Asking a struggling Bolivian family to conserve water by washing their clothes less often would be like asking a single mom of three to pick up a third job — not physically possible. In Cochabamba and other low-resource areas, communities have done all they can to be resourceful and efficient. They are now in need of hard-path solutions to make sustainable water access a reality.
However, soft-path solutions are a great option in the wealthier research sites like Phoenix and New Zealand. Wutich and her colleagues have found there is public support in developed countries for inexpensive and flexible strategies, such as improved education around water issues.
One way to conserve fresh water is to re-use wastewater. However, many people have the same gut reaction to drinking wastewater as they do to eating bugs. There is a “yuck factor” that can be difficult to overcome. Part of that visceral reaction comes from a learned cultural norm, Wutich says. If a water solution is to be successful, it must take into account the people it aims to serve.
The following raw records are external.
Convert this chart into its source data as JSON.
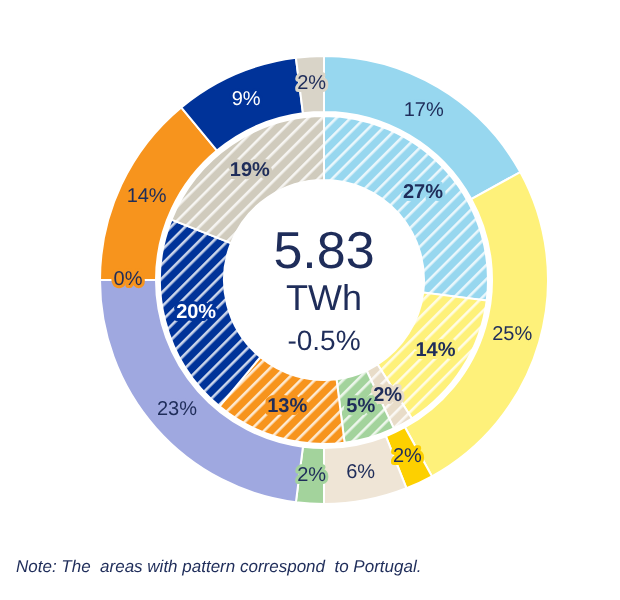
{
  "chart_data": {
    "type": "donut",
    "series": [
      {
        "values": [
          17,
          25,
          2,
          6,
          2,
          23,
          0,
          14,
          9,
          2
        ],
        "colors": [
          "#97d7ef",
          "#fef17a",
          "#fdd000",
          "#efe5d6",
          "#a3d39c",
          "#9fa8e0",
          "#f7941d",
          "#f7941d",
          "#003399",
          "#d9d4c8"
        ],
        "value_labels": [
          "17%",
          "25%",
          "2%",
          "6%",
          "2%",
          "23%",
          "0%",
          "14%",
          "9%",
          "2%"
        ]
      },
      {
        "values": [
          27,
          14,
          2,
          5,
          13,
          20,
          19
        ],
        "colors": [
          "#97d7ef",
          "#fef17a",
          "#e8dcc8",
          "#a3d39c",
          "#f7941d",
          "#003399",
          "#d0cbbd"
        ],
        "value_labels": [
          "27%",
          "14%",
          "2%",
          "5%",
          "13%",
          "20%",
          "19%"
        ]
      }
    ],
    "annotations": [
      "5.83",
      "TWh",
      "-0.5%",
      "Note: The  areas with pattern correspond  to Portugal."
    ]
  }
}
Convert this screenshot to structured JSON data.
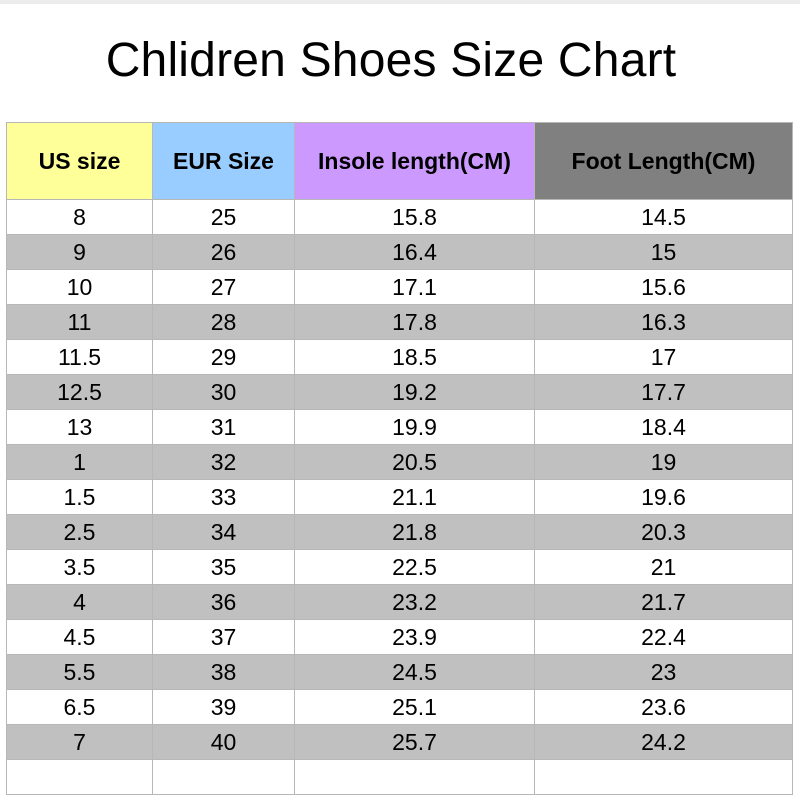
{
  "title": "Chlidren Shoes Size Chart",
  "colors": {
    "us_header": "#ffff99",
    "eur_header": "#99ccff",
    "insole_header": "#cc99ff",
    "foot_header": "#808080",
    "alt_row": "#c0c0c0"
  },
  "headers": [
    "US size",
    "EUR Size",
    "Insole length(CM)",
    "Foot Length(CM)"
  ],
  "rows": [
    [
      "8",
      "25",
      "15.8",
      "14.5"
    ],
    [
      "9",
      "26",
      "16.4",
      "15"
    ],
    [
      "10",
      "27",
      "17.1",
      "15.6"
    ],
    [
      "11",
      "28",
      "17.8",
      "16.3"
    ],
    [
      "11.5",
      "29",
      "18.5",
      "17"
    ],
    [
      "12.5",
      "30",
      "19.2",
      "17.7"
    ],
    [
      "13",
      "31",
      "19.9",
      "18.4"
    ],
    [
      "1",
      "32",
      "20.5",
      "19"
    ],
    [
      "1.5",
      "33",
      "21.1",
      "19.6"
    ],
    [
      "2.5",
      "34",
      "21.8",
      "20.3"
    ],
    [
      "3.5",
      "35",
      "22.5",
      "21"
    ],
    [
      "4",
      "36",
      "23.2",
      "21.7"
    ],
    [
      "4.5",
      "37",
      "23.9",
      "22.4"
    ],
    [
      "5.5",
      "38",
      "24.5",
      "23"
    ],
    [
      "6.5",
      "39",
      "25.1",
      "23.6"
    ],
    [
      "7",
      "40",
      "25.7",
      "24.2"
    ]
  ]
}
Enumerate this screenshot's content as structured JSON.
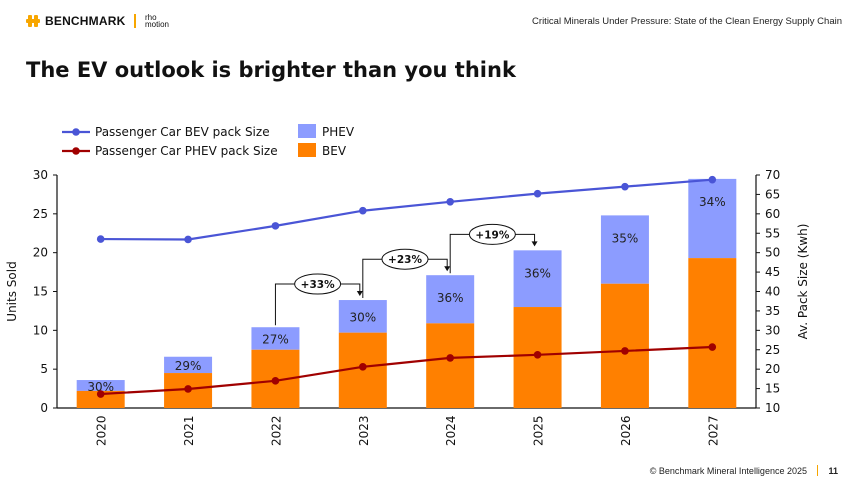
{
  "header": {
    "logo_brand": "BENCHMARK",
    "logo_partner_line1": "rho",
    "logo_partner_line2": "motion",
    "document_title": "Critical Minerals Under Pressure: State of the Clean Energy Supply Chain"
  },
  "slide": {
    "title": "The EV outlook is brighter than you think"
  },
  "footer": {
    "copyright": "© Benchmark Mineral Intelligence 2025",
    "page_number": "11"
  },
  "colors": {
    "bev": "#ff8000",
    "phev": "#8c9cff",
    "bev_pack_line": "#4a55d6",
    "phev_pack_line": "#a00000",
    "brand": "#f7a600"
  },
  "chart_data": {
    "type": "bar",
    "stacked": true,
    "title": "",
    "categories": [
      "2020",
      "2021",
      "2022",
      "2023",
      "2024",
      "2025",
      "2026",
      "2027"
    ],
    "series": [
      {
        "name": "BEV",
        "axis": "left",
        "type": "bar",
        "values": [
          2.2,
          4.5,
          7.5,
          9.7,
          10.9,
          13.0,
          16.0,
          19.3
        ]
      },
      {
        "name": "PHEV",
        "axis": "left",
        "type": "bar",
        "values": [
          1.4,
          2.1,
          2.9,
          4.2,
          6.2,
          7.3,
          8.8,
          10.2
        ]
      },
      {
        "name": "Passenger Car BEV pack Size",
        "axis": "right",
        "type": "line",
        "values": [
          53.5,
          53.4,
          56.9,
          60.8,
          63.1,
          65.2,
          67.0,
          68.8
        ]
      },
      {
        "name": "Passenger Car PHEV pack Size",
        "axis": "right",
        "type": "line",
        "values": [
          13.6,
          14.9,
          17.0,
          20.6,
          22.9,
          23.7,
          24.7,
          25.7
        ]
      }
    ],
    "bar_labels": [
      "30%",
      "29%",
      "27%",
      "30%",
      "36%",
      "36%",
      "35%",
      "34%"
    ],
    "growth_annotations": [
      {
        "from": "2022",
        "to": "2023",
        "label": "+33%"
      },
      {
        "from": "2023",
        "to": "2024",
        "label": "+23%"
      },
      {
        "from": "2024",
        "to": "2025",
        "label": "+19%"
      }
    ],
    "xlabel": "",
    "ylabel": "Units Sold",
    "y2label": "Av. Pack Size (Kwh)",
    "ylim": [
      0,
      30
    ],
    "y2lim": [
      10,
      70
    ],
    "yticks": [
      "0",
      "5",
      "10",
      "15",
      "20",
      "25",
      "30"
    ],
    "y2ticks": [
      "10",
      "15",
      "20",
      "25",
      "30",
      "35",
      "40",
      "45",
      "50",
      "55",
      "60",
      "65",
      "70"
    ],
    "legend": {
      "placement": "top-left",
      "items": [
        {
          "label": "Passenger Car BEV pack Size",
          "kind": "line"
        },
        {
          "label": "Passenger Car PHEV pack Size",
          "kind": "line"
        },
        {
          "label": "PHEV",
          "kind": "box"
        },
        {
          "label": "BEV",
          "kind": "box"
        }
      ]
    },
    "grid": false
  }
}
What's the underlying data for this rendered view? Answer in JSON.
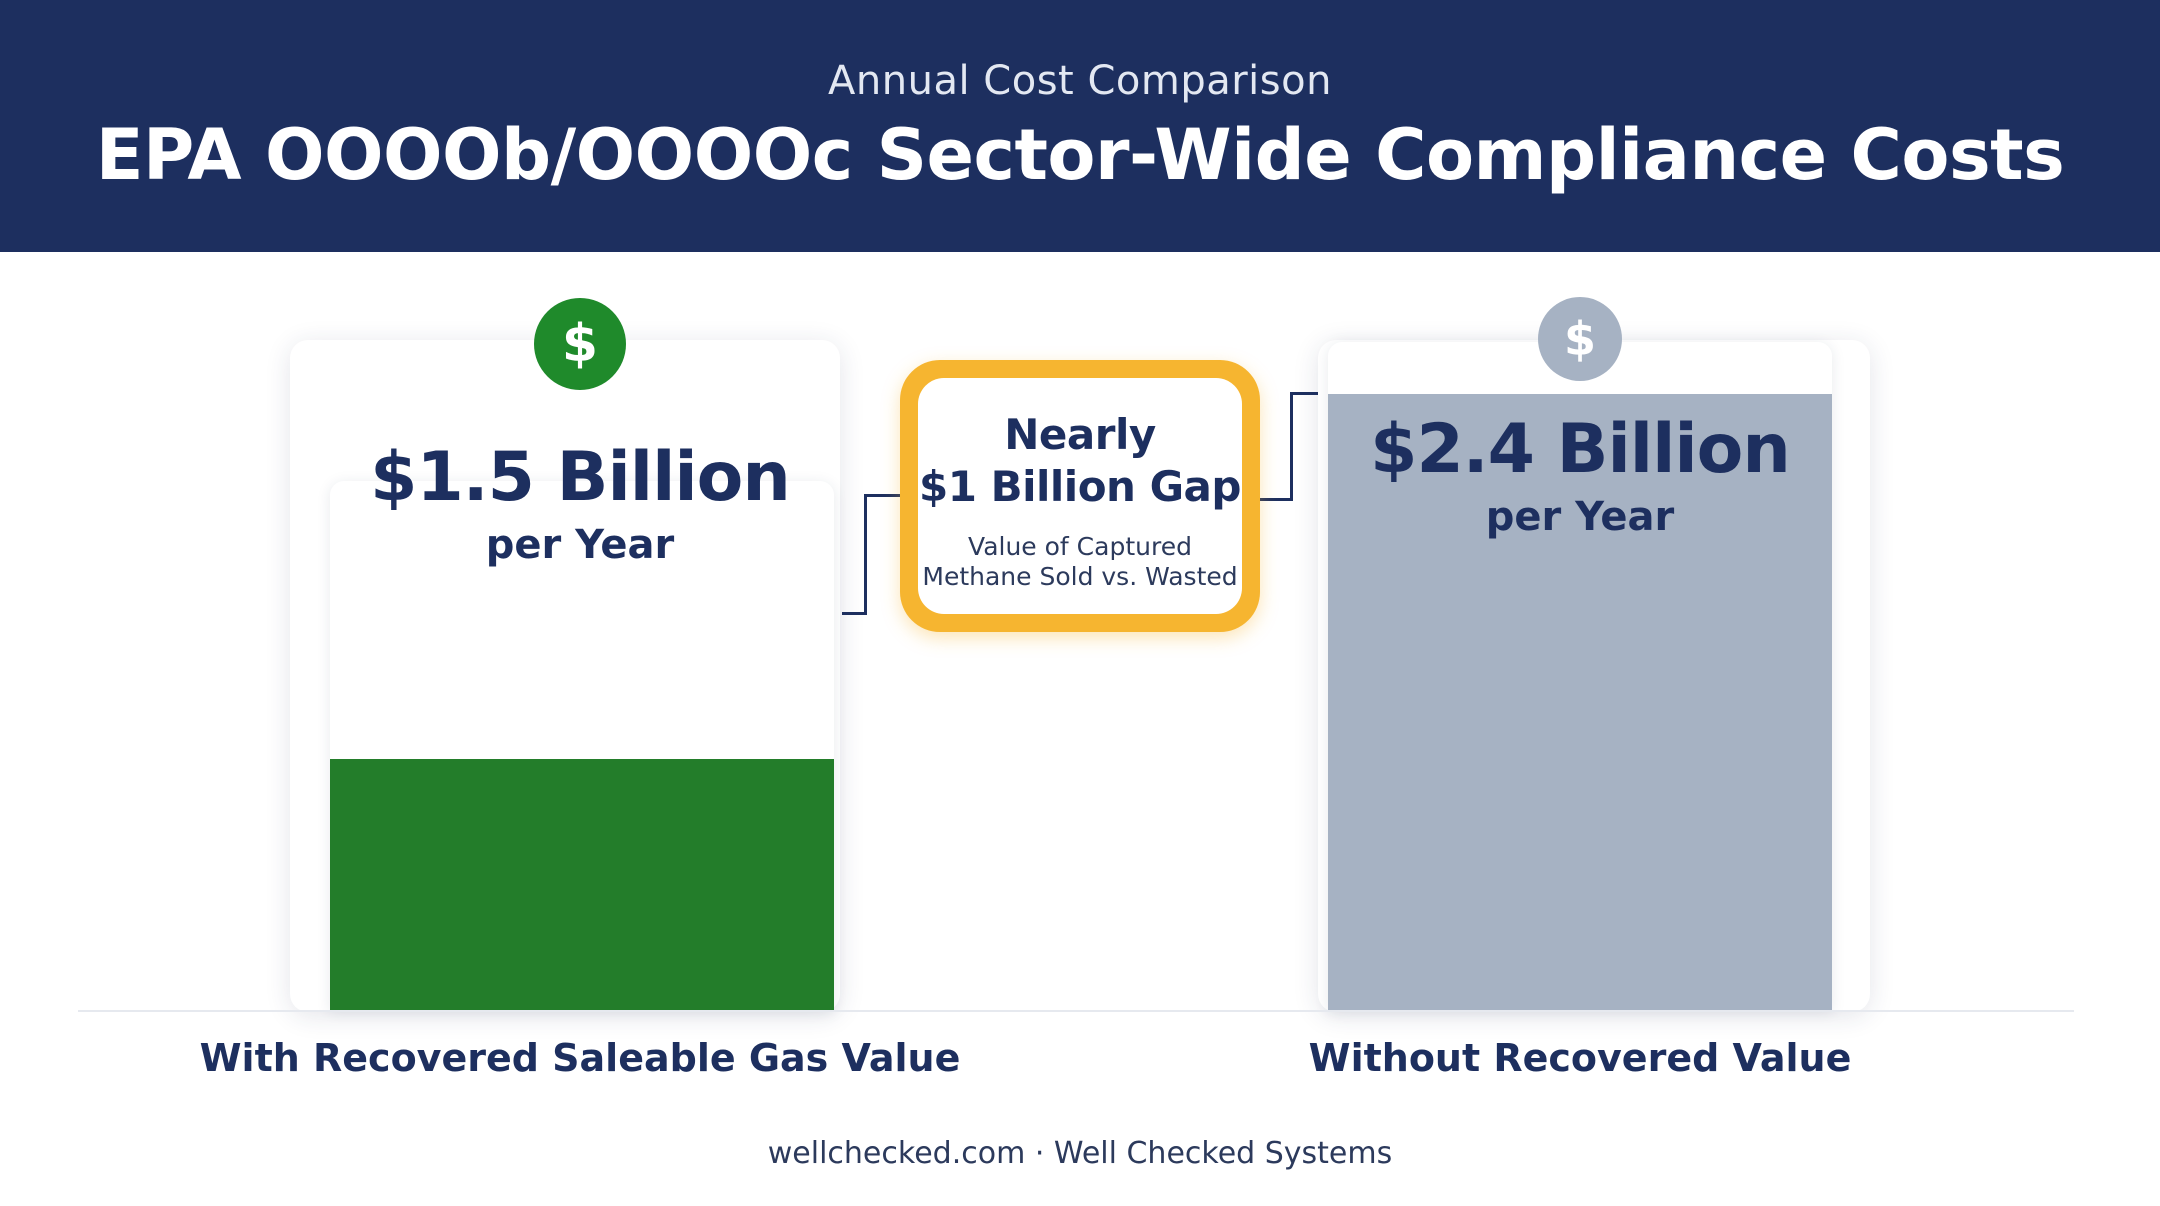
{
  "header": {
    "subtitle": "Annual Cost Comparison",
    "title": "EPA OOOOb/OOOOc Sector-Wide Compliance Costs"
  },
  "chart_data": {
    "type": "bar",
    "title": "EPA OOOOb/OOOOc Sector-Wide Compliance Costs",
    "subtitle": "Annual Cost Comparison",
    "categories": [
      "With Recovered Saleable Gas Value",
      "Without Recovered Value"
    ],
    "values": [
      1.5,
      2.4
    ],
    "value_labels": [
      "$1.5 Billion",
      "$2.4 Billion"
    ],
    "unit_labels": [
      "per Year",
      "per Year"
    ],
    "colors": [
      "#237d2a",
      "#a6b2c3"
    ],
    "icon_colors": [
      "#1f8a2b",
      "#a6b2c3"
    ],
    "icon_glyph": "$",
    "ylim": [
      0,
      2.4
    ],
    "grid": false,
    "annotation": {
      "title_line1": "Nearly",
      "title_line2": "$1 Billion Gap",
      "sub_line1": "Value of Captured",
      "sub_line2": "Methane Sold vs. Wasted",
      "border_color": "#f6b530"
    }
  },
  "footer": {
    "text": "wellchecked.com · Well Checked Systems"
  }
}
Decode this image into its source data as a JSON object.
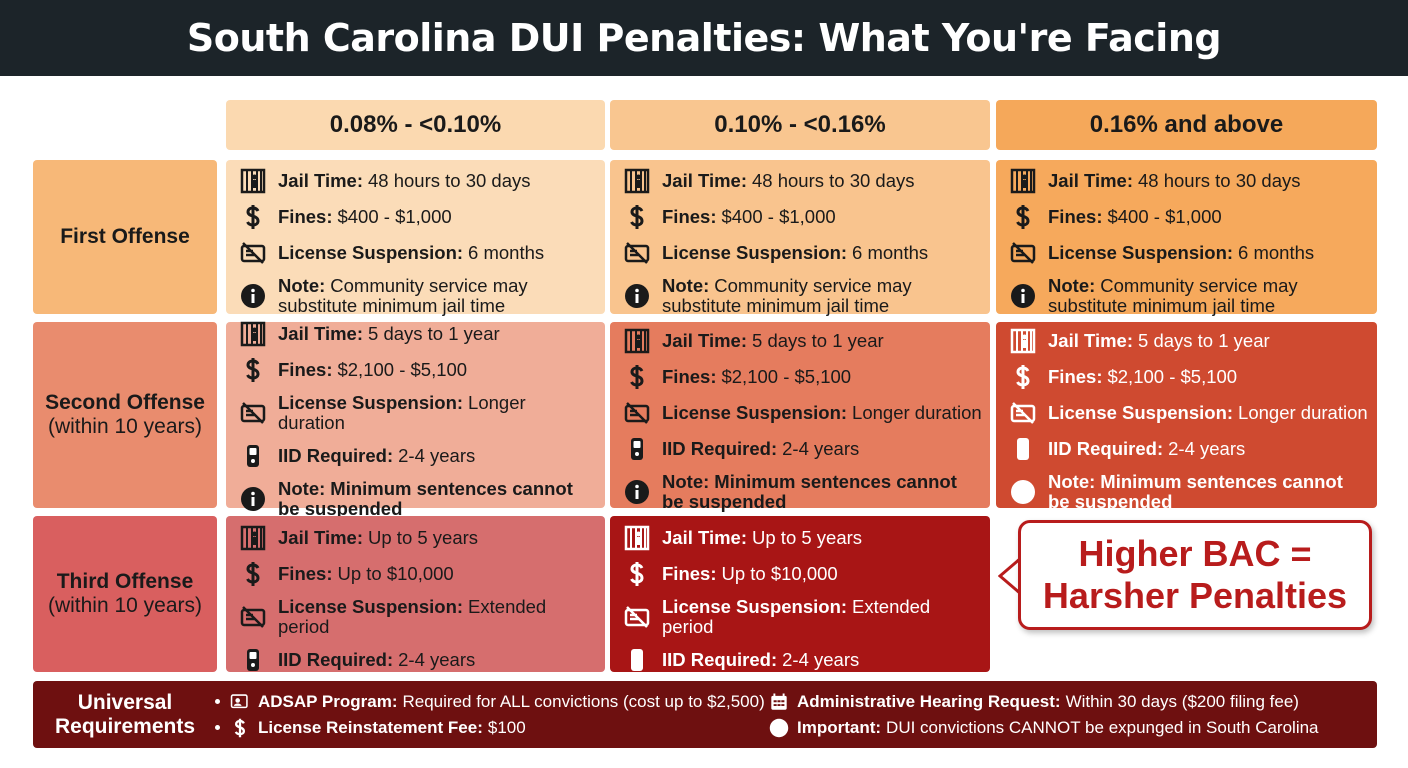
{
  "title": "South Carolina DUI Penalties: What You're Facing",
  "columns": [
    "0.08% - <0.10%",
    "0.10% - <0.16%",
    "0.16% and above"
  ],
  "rows": [
    {
      "label": "First Offense",
      "cells": [
        [
          {
            "label": "Jail Time:",
            "text": "48 hours to 30 days"
          },
          {
            "label": "Fines:",
            "text": "$400 - $1,000"
          },
          {
            "label": "License Suspension:",
            "text": "6 months"
          },
          {
            "label": "Note:",
            "text": "Community service may substitute minimum jail time"
          }
        ],
        [
          {
            "label": "Jail Time:",
            "text": "48 hours to 30 days"
          },
          {
            "label": "Fines:",
            "text": "$400 - $1,000"
          },
          {
            "label": "License Suspension:",
            "text": "6 months"
          },
          {
            "label": "Note:",
            "text": "Community service may substitute minimum jail time"
          }
        ],
        [
          {
            "label": "Jail Time:",
            "text": "48 hours to 30 days"
          },
          {
            "label": "Fines:",
            "text": "$400 - $1,000"
          },
          {
            "label": "License Suspension:",
            "text": "6 months"
          },
          {
            "label": "Note:",
            "text": "Community service may substitute minimum jail time"
          }
        ]
      ]
    },
    {
      "label": "Second Offense",
      "sublabel": "(within 10 years)",
      "cells": [
        [
          {
            "label": "Jail Time:",
            "text": "5 days to 1 year"
          },
          {
            "label": "Fines:",
            "text": "$2,100 - $5,100"
          },
          {
            "label": "License Suspension:",
            "text": "Longer duration"
          },
          {
            "label": "IID Required:",
            "text": "2-4 years"
          },
          {
            "label": "Note:",
            "text": "Minimum sentences cannot be suspended"
          }
        ],
        [
          {
            "label": "Jail Time:",
            "text": "5 days to 1 year"
          },
          {
            "label": "Fines:",
            "text": "$2,100 - $5,100"
          },
          {
            "label": "License Suspension:",
            "text": "Longer duration"
          },
          {
            "label": "IID Required:",
            "text": "2-4 years"
          },
          {
            "label": "Note:",
            "text": "Minimum sentences cannot be suspended"
          }
        ],
        [
          {
            "label": "Jail Time:",
            "text": "5 days to 1 year"
          },
          {
            "label": "Fines:",
            "text": "$2,100 - $5,100"
          },
          {
            "label": "License Suspension:",
            "text": "Longer duration"
          },
          {
            "label": "IID Required:",
            "text": "2-4 years"
          },
          {
            "label": "Note:",
            "text": "Minimum sentences cannot be suspended"
          }
        ]
      ]
    },
    {
      "label": "Third Offense",
      "sublabel": "(within 10 years)",
      "cells": [
        [
          {
            "label": "Jail Time:",
            "text": "Up to 5 years"
          },
          {
            "label": "Fines:",
            "text": "Up to $10,000"
          },
          {
            "label": "License Suspension:",
            "text": "Extended period"
          },
          {
            "label": "IID Required:",
            "text": "2-4 years"
          }
        ],
        [
          {
            "label": "Jail Time:",
            "text": "Up to 5 years"
          },
          {
            "label": "Fines:",
            "text": "Up to $10,000"
          },
          {
            "label": "License Suspension:",
            "text": "Extended period"
          },
          {
            "label": "IID Required:",
            "text": "2-4 years"
          }
        ]
      ],
      "callout": "Higher BAC = Harsher Penalties"
    }
  ],
  "universal": {
    "title": "Universal Requirements",
    "items": [
      {
        "label": "ADSAP Program:",
        "text": "Required for ALL convictions (cost up to $2,500)"
      },
      {
        "label": "Administrative Hearing Request:",
        "text": "Within 30 days ($200 filing fee)"
      },
      {
        "label": "License Reinstatement Fee:",
        "text": "$100"
      },
      {
        "label": "Important:",
        "text": "DUI convictions CANNOT be expunged in South Carolina"
      }
    ]
  }
}
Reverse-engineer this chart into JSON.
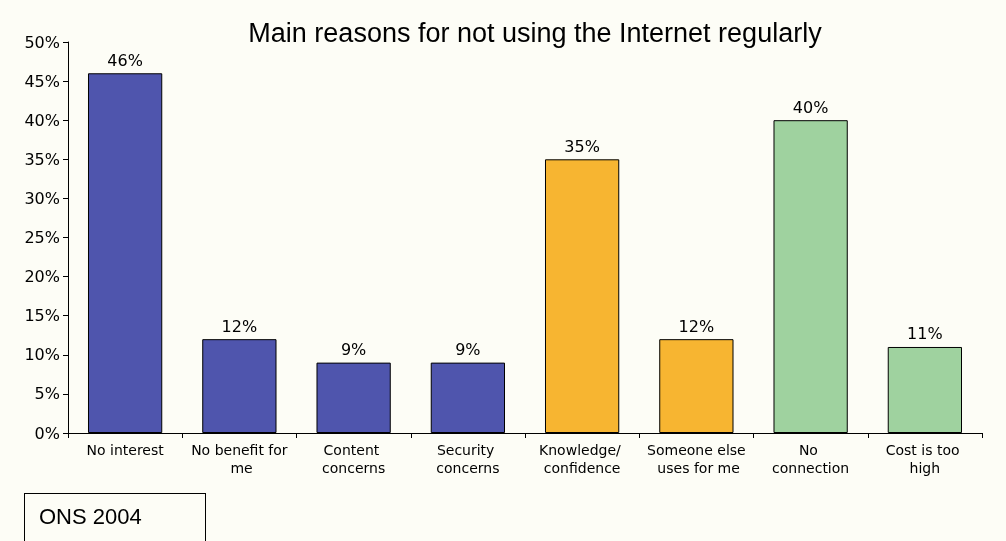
{
  "chart_data": {
    "type": "bar",
    "title": "Main reasons for not using the Internet regularly",
    "categories": [
      "No interest",
      "No benefit for me",
      "Content concerns",
      "Security concerns",
      "Knowledge/ confidence",
      "Someone else uses for me",
      "No connection",
      "Cost is too high"
    ],
    "values": [
      46,
      12,
      9,
      9,
      35,
      12,
      40,
      11
    ],
    "colors": [
      "#4f55ad",
      "#4f55ad",
      "#4f55ad",
      "#4f55ad",
      "#f7b531",
      "#f7b531",
      "#9fd29f",
      "#9fd29f"
    ],
    "value_labels": [
      "46%",
      "12%",
      "9%",
      "9%",
      "35%",
      "12%",
      "40%",
      "11%"
    ],
    "ylim": [
      0,
      50
    ],
    "yticks": [
      {
        "value": 0,
        "label": "0%"
      },
      {
        "value": 5,
        "label": "5%"
      },
      {
        "value": 10,
        "label": "10%"
      },
      {
        "value": 15,
        "label": "15%"
      },
      {
        "value": 20,
        "label": "20%"
      },
      {
        "value": 25,
        "label": "25%"
      },
      {
        "value": 30,
        "label": "30%"
      },
      {
        "value": 35,
        "label": "35%"
      },
      {
        "value": 40,
        "label": "40%"
      },
      {
        "value": 45,
        "label": "45%"
      },
      {
        "value": 50,
        "label": "50%"
      }
    ],
    "annotations": [
      "ONS 2004"
    ],
    "grid": false
  }
}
That’s why cross-cultural ethnohydrology research is critical.
“Maybe instead of exporting our solutions, we need to be thinking about importing solutions that are coming from other societies,” Wutich said.
For example, take the Bolivian squatter settlement. Living without enough water has forced them to make every drop count — often more than once. This can be detrimental, as with the mother using dirty river water to bathe her toddler. But it can also provide lessons on how we can all be more efficient.
“For example, clean water there is used to wash laundry. Once that water is soapy and mildly dirty, it is reused to do a first scrub of bathrooms or floors. Once that washing is over, the dirty water is pushed out the door and into yards to water plants,” Wutich says.
Meanwhile, households in the U.S. send all their used water down the drain.
“Better graywater reuse systems could help us reuse this water more efficiently for tasks like gardening,” Wutich said.
GES findings like these can bring perspectives from one culture into solutions for another, helping us work more effectively together to conserve our most precious resource.